Joseph Stiglitz is a Nobel laureate and a former chief economist of the World Bank. He’s a leading Keynesian and an opponent of austerity measures. At the same time, he’s highly sceptical of monetary stimulus – in particular, the practice of quantitative easing.
As he explains in a piece for Project Syndicate, this puts him on the same page as many rightwing economists, but not for the same reasons:
- “Central banks on both sides of the Atlantic took extraordinary monetary-policy measures in September: the long awaited “QE3” (the third dose of quantitative easing by the United States Federal Reserve), and the European Central Bank’s announcement that it will purchase unlimited volumes of troubled eurozone members’ government bonds. Markets responded euphorically, with stock prices in the US, for example, reaching post-recession highs.

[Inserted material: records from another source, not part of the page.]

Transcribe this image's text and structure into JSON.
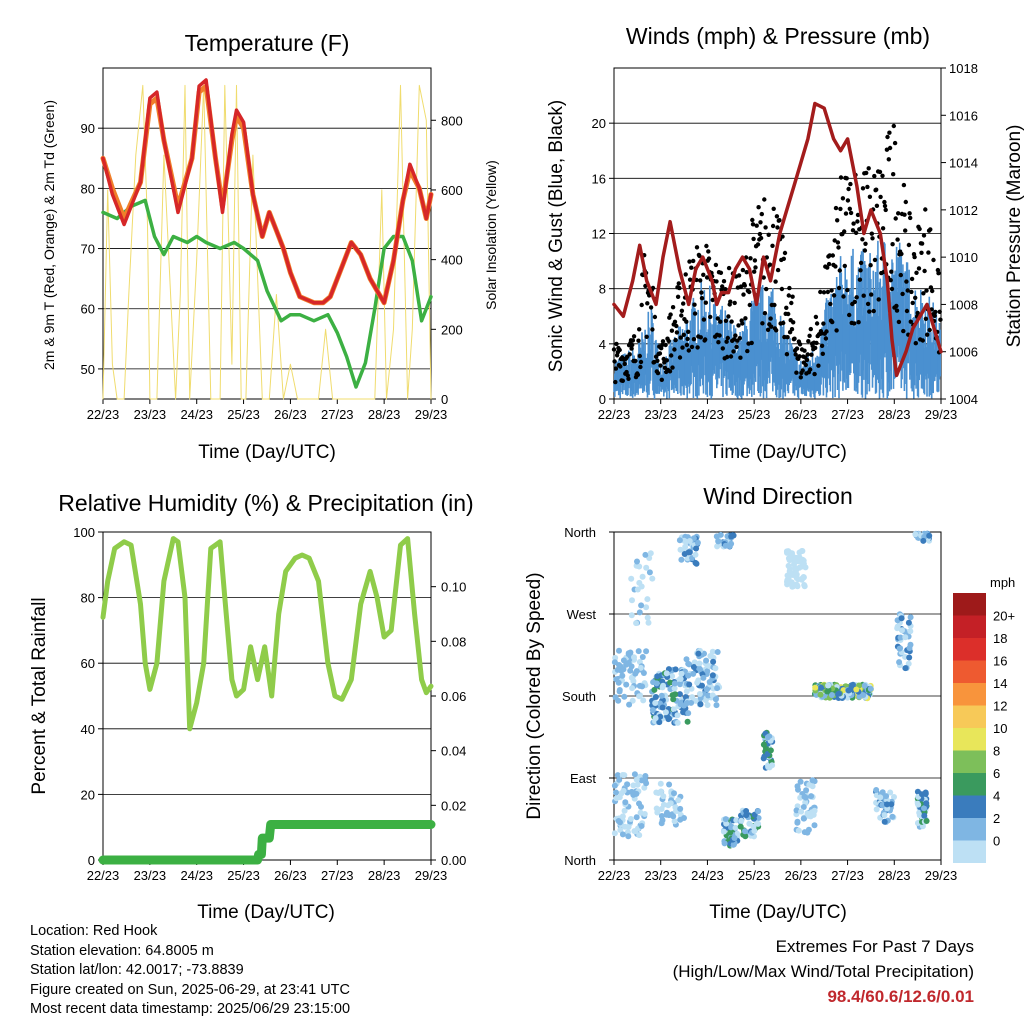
{
  "chart_data": [
    {
      "type": "line",
      "title": "Temperature (F)",
      "xlabel": "Time (Day/UTC)",
      "ylabel": "2m & 9m T (Red, Orange) & 2m Td (Green)",
      "ylabel_right": "Solar Insolation (Yellow)",
      "x_ticks": [
        "22/23",
        "23/23",
        "24/23",
        "25/23",
        "26/23",
        "27/23",
        "28/23",
        "29/23"
      ],
      "ylim": [
        45,
        100
      ],
      "y_ticks": [
        "50",
        "60",
        "70",
        "80",
        "90"
      ],
      "ylim_right": [
        0,
        950
      ],
      "y_ticks_right": [
        "0",
        "200",
        "400",
        "600",
        "800"
      ],
      "grid": "horizontal",
      "colors": {
        "t2m": "#d62728",
        "t9m": "#f07f2a",
        "td": "#3cb043",
        "solar": "#f0dc6e"
      },
      "series": [
        {
          "key": "t2m",
          "x": [
            0,
            0.2,
            0.45,
            0.8,
            1.0,
            1.15,
            1.3,
            1.6,
            1.9,
            2.05,
            2.2,
            2.4,
            2.55,
            2.75,
            2.85,
            3.0,
            3.2,
            3.4,
            3.55,
            3.7,
            3.85,
            4.0,
            4.2,
            4.5,
            4.7,
            4.85,
            5.1,
            5.3,
            5.5,
            5.7,
            5.85,
            6.0,
            6.2,
            6.4,
            6.55,
            6.75,
            6.9,
            7.0
          ],
          "values": [
            85,
            79,
            74,
            81,
            95,
            96,
            88,
            76,
            85,
            97,
            98,
            85,
            76,
            89,
            93,
            91,
            79,
            72,
            76,
            73,
            70,
            66,
            62,
            61,
            61,
            62,
            67,
            71,
            69,
            65,
            63,
            61,
            68,
            78,
            84,
            80,
            75,
            79
          ]
        },
        {
          "key": "t9m",
          "x": [
            0,
            0.2,
            0.45,
            0.8,
            1.0,
            1.15,
            1.3,
            1.6,
            1.9,
            2.05,
            2.2,
            2.4,
            2.55,
            2.75,
            2.85,
            3.0,
            3.2,
            3.4,
            3.55,
            3.7,
            3.85,
            4.0,
            4.2,
            4.5,
            4.7,
            4.85,
            5.1,
            5.3,
            5.5,
            5.7,
            5.85,
            6.0,
            6.2,
            6.4,
            6.55,
            6.75,
            6.9,
            7.0
          ],
          "values": [
            85,
            80,
            75,
            81,
            94,
            95,
            88,
            77,
            85,
            96,
            97,
            85,
            77,
            88,
            92,
            90,
            79,
            72,
            76,
            73,
            70,
            66,
            62,
            61,
            61,
            62,
            67,
            71,
            69,
            65,
            63,
            61,
            68,
            78,
            83,
            80,
            75,
            79
          ]
        },
        {
          "key": "td",
          "x": [
            0,
            0.3,
            0.6,
            0.9,
            1.1,
            1.3,
            1.5,
            1.8,
            2.0,
            2.2,
            2.5,
            2.8,
            3.0,
            3.3,
            3.5,
            3.8,
            4.0,
            4.2,
            4.5,
            4.8,
            5.0,
            5.2,
            5.4,
            5.6,
            5.8,
            6.0,
            6.2,
            6.4,
            6.6,
            6.8,
            7.0
          ],
          "values": [
            76,
            75,
            77,
            78,
            72,
            69,
            72,
            71,
            72,
            71,
            70,
            71,
            70,
            68,
            63,
            58,
            59,
            59,
            58,
            59,
            56,
            52,
            47,
            51,
            60,
            70,
            72,
            72,
            68,
            58,
            62
          ]
        },
        {
          "key": "solar",
          "x": [
            0,
            0.1,
            0.2,
            0.3,
            0.45,
            0.55,
            0.7,
            0.85,
            0.95,
            1.0,
            1.15,
            1.3,
            1.55,
            1.65,
            1.75,
            1.85,
            2.0,
            2.15,
            2.3,
            2.5,
            2.6,
            2.75,
            2.85,
            2.95,
            3.05,
            3.2,
            3.4,
            3.55,
            3.7,
            3.85,
            4.0,
            4.15,
            4.3,
            4.45,
            4.6,
            4.75,
            4.9,
            5.05,
            5.2,
            5.35,
            5.55,
            5.65,
            5.8,
            5.95,
            6.05,
            6.2,
            6.35,
            6.5,
            6.6,
            6.75,
            6.9,
            7.0
          ],
          "values": [
            0,
            600,
            100,
            0,
            0,
            300,
            700,
            900,
            500,
            0,
            0,
            700,
            0,
            300,
            900,
            0,
            400,
            900,
            0,
            0,
            900,
            100,
            900,
            0,
            0,
            700,
            0,
            0,
            300,
            0,
            100,
            0,
            0,
            0,
            0,
            200,
            0,
            0,
            0,
            0,
            0,
            0,
            0,
            600,
            0,
            200,
            900,
            0,
            200,
            900,
            800,
            0
          ]
        }
      ]
    },
    {
      "type": "line",
      "title": "Winds (mph) & Pressure (mb)",
      "xlabel": "Time (Day/UTC)",
      "ylabel": "Sonic Wind & Gust (Blue, Black)",
      "ylabel_right": "Station Pressure (Maroon)",
      "x_ticks": [
        "22/23",
        "23/23",
        "24/23",
        "25/23",
        "26/23",
        "27/23",
        "28/23",
        "29/23"
      ],
      "ylim": [
        0,
        24
      ],
      "y_ticks": [
        "0",
        "4",
        "8",
        "12",
        "16",
        "20"
      ],
      "ylim_right": [
        1004,
        1018
      ],
      "y_ticks_right": [
        "1004",
        "1006",
        "1008",
        "1010",
        "1012",
        "1014",
        "1016",
        "1018"
      ],
      "grid": "horizontal",
      "colors": {
        "wind": "#4a90d0",
        "gust": "#000000",
        "pressure": "#a31c1c"
      },
      "series": [
        {
          "key": "pressure",
          "x": [
            0,
            0.2,
            0.4,
            0.55,
            0.7,
            0.9,
            1.05,
            1.2,
            1.4,
            1.6,
            1.75,
            1.9,
            2.1,
            2.2,
            2.3,
            2.45,
            2.6,
            2.75,
            2.9,
            3.05,
            3.2,
            3.35,
            3.55,
            3.7,
            3.85,
            4.0,
            4.15,
            4.3,
            4.5,
            4.7,
            4.85,
            5.0,
            5.2,
            5.35,
            5.5,
            5.7,
            5.85,
            5.95,
            6.05,
            6.15,
            6.25,
            6.4,
            6.55,
            6.7,
            6.85,
            7.0
          ],
          "values": [
            1008,
            1007.5,
            1009,
            1010.5,
            1009,
            1008,
            1010,
            1011.5,
            1009.5,
            1008,
            1009.5,
            1010,
            1009,
            1008,
            1008.5,
            1008.5,
            1009.5,
            1010,
            1009.5,
            1008,
            1010,
            1009,
            1011,
            1012,
            1013,
            1014,
            1015,
            1016.5,
            1016.3,
            1015,
            1014.5,
            1015,
            1013,
            1011,
            1012,
            1011,
            1009,
            1006.5,
            1005,
            1005.5,
            1006,
            1007,
            1007.5,
            1008,
            1007,
            1006
          ]
        }
      ],
      "wind_range_mph": [
        0,
        12
      ],
      "gust_range_mph": [
        0,
        21
      ]
    },
    {
      "type": "line",
      "title": "Relative Humidity (%) & Precipitation (in)",
      "xlabel": "Time (Day/UTC)",
      "ylabel": "Percent & Total Rainfall",
      "x_ticks": [
        "22/23",
        "23/23",
        "24/23",
        "25/23",
        "26/23",
        "27/23",
        "28/23",
        "29/23"
      ],
      "ylim": [
        0,
        100
      ],
      "y_ticks": [
        "0",
        "20",
        "40",
        "60",
        "80",
        "100"
      ],
      "ylim_right": [
        0,
        0.12
      ],
      "y_ticks_right": [
        "0.00",
        "0.02",
        "0.04",
        "0.06",
        "0.08",
        "0.10"
      ],
      "grid": "horizontal",
      "colors": {
        "rh": "#8fcc4a",
        "precip": "#3cb043"
      },
      "series": [
        {
          "key": "rh",
          "x": [
            0,
            0.1,
            0.25,
            0.45,
            0.6,
            0.8,
            0.9,
            1.0,
            1.15,
            1.3,
            1.5,
            1.6,
            1.75,
            1.85,
            2.0,
            2.15,
            2.3,
            2.5,
            2.6,
            2.75,
            2.85,
            3.0,
            3.15,
            3.3,
            3.45,
            3.6,
            3.75,
            3.9,
            4.1,
            4.25,
            4.4,
            4.6,
            4.8,
            4.95,
            5.1,
            5.3,
            5.5,
            5.7,
            5.85,
            6.0,
            6.15,
            6.35,
            6.5,
            6.65,
            6.8,
            6.9,
            7.0
          ],
          "values": [
            74,
            85,
            95,
            97,
            96,
            78,
            60,
            52,
            60,
            85,
            98,
            97,
            80,
            40,
            48,
            60,
            95,
            97,
            80,
            55,
            50,
            52,
            65,
            55,
            65,
            50,
            75,
            88,
            92,
            93,
            92,
            85,
            60,
            50,
            49,
            55,
            78,
            88,
            80,
            68,
            70,
            96,
            98,
            75,
            55,
            51,
            53
          ]
        },
        {
          "key": "precip",
          "x": [
            0,
            3.3,
            3.32,
            3.38,
            3.4,
            3.55,
            3.58,
            4.0,
            7.0
          ],
          "values": [
            0,
            0,
            0.002,
            0.002,
            0.008,
            0.008,
            0.013,
            0.013,
            0.013
          ]
        }
      ]
    },
    {
      "type": "scatter",
      "title": "Wind Direction",
      "xlabel": "Time (Day/UTC)",
      "ylabel": "Direction (Colored By Speed)",
      "x_ticks": [
        "22/23",
        "23/23",
        "24/23",
        "25/23",
        "26/23",
        "27/23",
        "28/23",
        "29/23"
      ],
      "y_ticks": [
        "North",
        "East",
        "South",
        "West",
        "North"
      ],
      "ylim": [
        0,
        360
      ],
      "grid": "horizontal",
      "legend": {
        "title": "mph",
        "labels": [
          "20+",
          "18",
          "16",
          "14",
          "12",
          "10",
          "8",
          "6",
          "4",
          "2",
          "0"
        ],
        "colors": [
          "#9e1a1a",
          "#c42026",
          "#dc2f2a",
          "#ee5a30",
          "#f8943c",
          "#f7c958",
          "#e8e65a",
          "#7dbf5a",
          "#3a9a5e",
          "#3a7cbd",
          "#7fb6e3",
          "#bde0f4"
        ],
        "placement": "right"
      }
    }
  ],
  "footer": {
    "location": "Location: Red Hook",
    "elevation": "Station elevation: 64.8005 m",
    "latlon": "Station lat/lon: 42.0017; -73.8839",
    "created": "Figure created on Sun, 2025-06-29, at 23:41 UTC",
    "recent": "Most recent data timestamp: 2025/06/29 23:15:00"
  },
  "extremes": {
    "line1": "Extremes For Past 7 Days",
    "line2": "(High/Low/Max Wind/Total Precipitation)",
    "values": "98.4/60.6/12.6/0.01"
  }
}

- “Others, especially on the political right, worried that the latest monetary measures would fuel future inflation and encourage unbridled government spending.”
These fears seem justified. After all, inflation is what normally happens when governments turn on the printing presses. However, these are not normal times:
- “In fact, both the critics’ fears and the optimists’ euphoria are unwarranted. With so much underutilized productive capacity today, and with immediate economic prospects so dismal, the risk of serious inflation is minimal.”

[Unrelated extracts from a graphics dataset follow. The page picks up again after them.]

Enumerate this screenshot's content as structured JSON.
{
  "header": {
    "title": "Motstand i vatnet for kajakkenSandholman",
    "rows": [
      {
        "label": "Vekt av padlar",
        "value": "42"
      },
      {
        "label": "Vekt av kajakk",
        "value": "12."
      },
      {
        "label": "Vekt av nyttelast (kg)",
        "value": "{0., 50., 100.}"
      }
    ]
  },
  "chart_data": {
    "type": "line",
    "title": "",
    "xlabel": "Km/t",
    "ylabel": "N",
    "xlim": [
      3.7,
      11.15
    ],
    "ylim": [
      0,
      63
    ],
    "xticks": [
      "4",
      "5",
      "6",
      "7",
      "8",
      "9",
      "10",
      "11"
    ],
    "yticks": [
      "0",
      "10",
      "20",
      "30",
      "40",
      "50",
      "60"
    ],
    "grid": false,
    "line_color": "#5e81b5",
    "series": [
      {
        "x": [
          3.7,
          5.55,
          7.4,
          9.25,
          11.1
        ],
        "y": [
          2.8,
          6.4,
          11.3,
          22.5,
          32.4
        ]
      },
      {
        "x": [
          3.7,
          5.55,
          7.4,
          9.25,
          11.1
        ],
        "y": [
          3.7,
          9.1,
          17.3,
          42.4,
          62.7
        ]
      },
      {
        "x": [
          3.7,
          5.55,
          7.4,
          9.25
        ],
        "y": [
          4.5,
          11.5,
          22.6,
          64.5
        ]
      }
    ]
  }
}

Well, OK, if the deflationary influence of all that spare capacity and economic pessimism is counteracting the potential for an inflationary spending binge, then what’s counteracting the positive potential of QE i.e. the generous supply of cheap money for productive investment?

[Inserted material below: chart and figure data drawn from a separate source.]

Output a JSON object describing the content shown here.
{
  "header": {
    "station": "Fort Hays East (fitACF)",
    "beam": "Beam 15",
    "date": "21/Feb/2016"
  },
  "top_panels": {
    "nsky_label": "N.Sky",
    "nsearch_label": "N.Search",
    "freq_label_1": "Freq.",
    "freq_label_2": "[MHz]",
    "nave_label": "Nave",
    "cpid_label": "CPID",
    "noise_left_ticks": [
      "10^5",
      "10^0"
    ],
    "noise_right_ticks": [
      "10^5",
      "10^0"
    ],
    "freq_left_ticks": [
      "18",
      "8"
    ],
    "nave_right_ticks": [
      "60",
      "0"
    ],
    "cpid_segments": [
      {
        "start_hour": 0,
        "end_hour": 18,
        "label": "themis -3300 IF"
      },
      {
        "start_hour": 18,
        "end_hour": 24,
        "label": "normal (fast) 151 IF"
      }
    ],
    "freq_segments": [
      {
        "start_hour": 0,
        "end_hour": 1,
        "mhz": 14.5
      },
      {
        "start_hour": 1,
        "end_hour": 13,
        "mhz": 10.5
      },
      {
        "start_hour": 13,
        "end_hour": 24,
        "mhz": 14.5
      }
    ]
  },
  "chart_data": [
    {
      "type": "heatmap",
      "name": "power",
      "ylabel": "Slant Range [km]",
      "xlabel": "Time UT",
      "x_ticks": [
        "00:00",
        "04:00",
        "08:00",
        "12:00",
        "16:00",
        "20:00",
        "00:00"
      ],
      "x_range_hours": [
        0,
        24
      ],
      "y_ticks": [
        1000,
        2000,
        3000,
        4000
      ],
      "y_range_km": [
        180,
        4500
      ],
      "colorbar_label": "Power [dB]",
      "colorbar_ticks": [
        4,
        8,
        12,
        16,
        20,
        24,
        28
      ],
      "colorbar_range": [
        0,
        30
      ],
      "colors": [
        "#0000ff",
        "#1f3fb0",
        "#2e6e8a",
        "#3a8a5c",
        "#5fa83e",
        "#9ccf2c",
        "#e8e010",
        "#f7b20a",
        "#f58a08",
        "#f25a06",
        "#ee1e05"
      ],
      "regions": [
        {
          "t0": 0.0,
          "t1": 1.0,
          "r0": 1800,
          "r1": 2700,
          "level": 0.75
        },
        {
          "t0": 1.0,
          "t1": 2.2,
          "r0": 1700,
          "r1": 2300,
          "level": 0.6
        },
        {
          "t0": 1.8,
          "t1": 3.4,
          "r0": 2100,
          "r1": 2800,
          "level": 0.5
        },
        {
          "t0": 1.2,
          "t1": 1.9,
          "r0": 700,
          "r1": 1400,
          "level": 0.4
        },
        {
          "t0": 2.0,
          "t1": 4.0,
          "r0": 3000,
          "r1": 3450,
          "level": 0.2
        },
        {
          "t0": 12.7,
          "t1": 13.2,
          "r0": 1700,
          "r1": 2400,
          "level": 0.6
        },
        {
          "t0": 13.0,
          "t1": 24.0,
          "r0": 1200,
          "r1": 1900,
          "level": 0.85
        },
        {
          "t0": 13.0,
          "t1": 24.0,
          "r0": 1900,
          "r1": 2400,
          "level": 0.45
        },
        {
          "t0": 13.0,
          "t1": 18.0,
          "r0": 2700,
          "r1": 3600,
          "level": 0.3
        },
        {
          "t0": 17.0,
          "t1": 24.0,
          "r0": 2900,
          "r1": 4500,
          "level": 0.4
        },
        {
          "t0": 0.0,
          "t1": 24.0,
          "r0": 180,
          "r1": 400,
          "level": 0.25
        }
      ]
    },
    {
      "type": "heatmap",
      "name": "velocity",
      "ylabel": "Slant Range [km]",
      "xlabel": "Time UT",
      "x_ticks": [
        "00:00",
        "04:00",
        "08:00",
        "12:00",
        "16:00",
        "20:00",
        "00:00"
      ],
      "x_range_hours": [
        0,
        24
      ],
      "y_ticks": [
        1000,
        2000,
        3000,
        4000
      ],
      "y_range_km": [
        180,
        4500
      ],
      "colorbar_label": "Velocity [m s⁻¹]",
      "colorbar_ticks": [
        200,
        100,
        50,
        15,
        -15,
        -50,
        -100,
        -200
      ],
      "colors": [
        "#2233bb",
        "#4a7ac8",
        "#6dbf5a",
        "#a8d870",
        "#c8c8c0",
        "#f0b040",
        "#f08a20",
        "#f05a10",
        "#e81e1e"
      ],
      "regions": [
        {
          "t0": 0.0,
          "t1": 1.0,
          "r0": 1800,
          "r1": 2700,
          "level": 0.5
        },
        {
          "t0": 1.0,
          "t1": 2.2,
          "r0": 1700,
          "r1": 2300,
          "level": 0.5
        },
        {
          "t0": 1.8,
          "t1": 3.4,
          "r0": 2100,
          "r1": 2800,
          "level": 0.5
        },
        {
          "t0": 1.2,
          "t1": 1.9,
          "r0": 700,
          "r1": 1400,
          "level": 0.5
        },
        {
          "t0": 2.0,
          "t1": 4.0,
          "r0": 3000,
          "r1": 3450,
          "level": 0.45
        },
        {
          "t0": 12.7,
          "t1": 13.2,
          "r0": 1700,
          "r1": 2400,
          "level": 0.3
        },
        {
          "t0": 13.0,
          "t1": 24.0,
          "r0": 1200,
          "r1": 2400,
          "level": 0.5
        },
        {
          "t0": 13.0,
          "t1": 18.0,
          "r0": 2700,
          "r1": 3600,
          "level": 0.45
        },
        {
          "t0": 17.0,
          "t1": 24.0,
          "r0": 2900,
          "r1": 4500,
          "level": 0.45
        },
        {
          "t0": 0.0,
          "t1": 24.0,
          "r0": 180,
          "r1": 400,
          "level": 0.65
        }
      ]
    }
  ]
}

Stiglitz has various suggestions. For instance, no amount liquidity is going to help a system that people think is about to go bust anyway:
- “…consider a case like Spain, where so much money has fled the banking system – and continues to flee as Europe fiddles over the implementation of a common banking system. Just adding liquidity, while continuing current austerity policies, will not reignite the Spanish economy.”
Then there’s the problem of directing the flow of all that newly created money:
- “…in the US, the smaller banks that largely finance small and medium-size enterprises have been all but neglected. The federal government – under both President George W. Bush and Barack Obama – allocated hundreds of billions of dollars to prop up the mega-banks, while allowing hundreds of these crucially important smaller lenders to fail.”
So, for these and other reasons, Stiglitz concludes that monetary stimulus won’t work – which to, his mind, only leaves one option:
- “…the stimulus that is needed – on both sides of the Atlantic – is a fiscal stimulus. Monetary policy has proven ineffective, and more of it is unlikely to return the economy to sustainable growth.”
But, surely, what applies to monetary stimulus also applies to fiscal stimulus? If fear of insolvency is prompting investors to pull their money from at-risk nations, then how will even more indebtedness be of any help? And, if the cash created by QE isn’t getting through to productive enterprises, the why should extra government spending be any more effective? Won’t the money just disappear into the same old black holes of waste, bail-out and patronage?
After all, it’s not as if monetary stimulus is always pursued instead of fiscal stimulus. In Britain and America, for instance, unprecedented levels of quantitative easing have gone hand-in-hand with unprecedented levels of debt-funding spending. The results should not inspire us to double-down on either bet.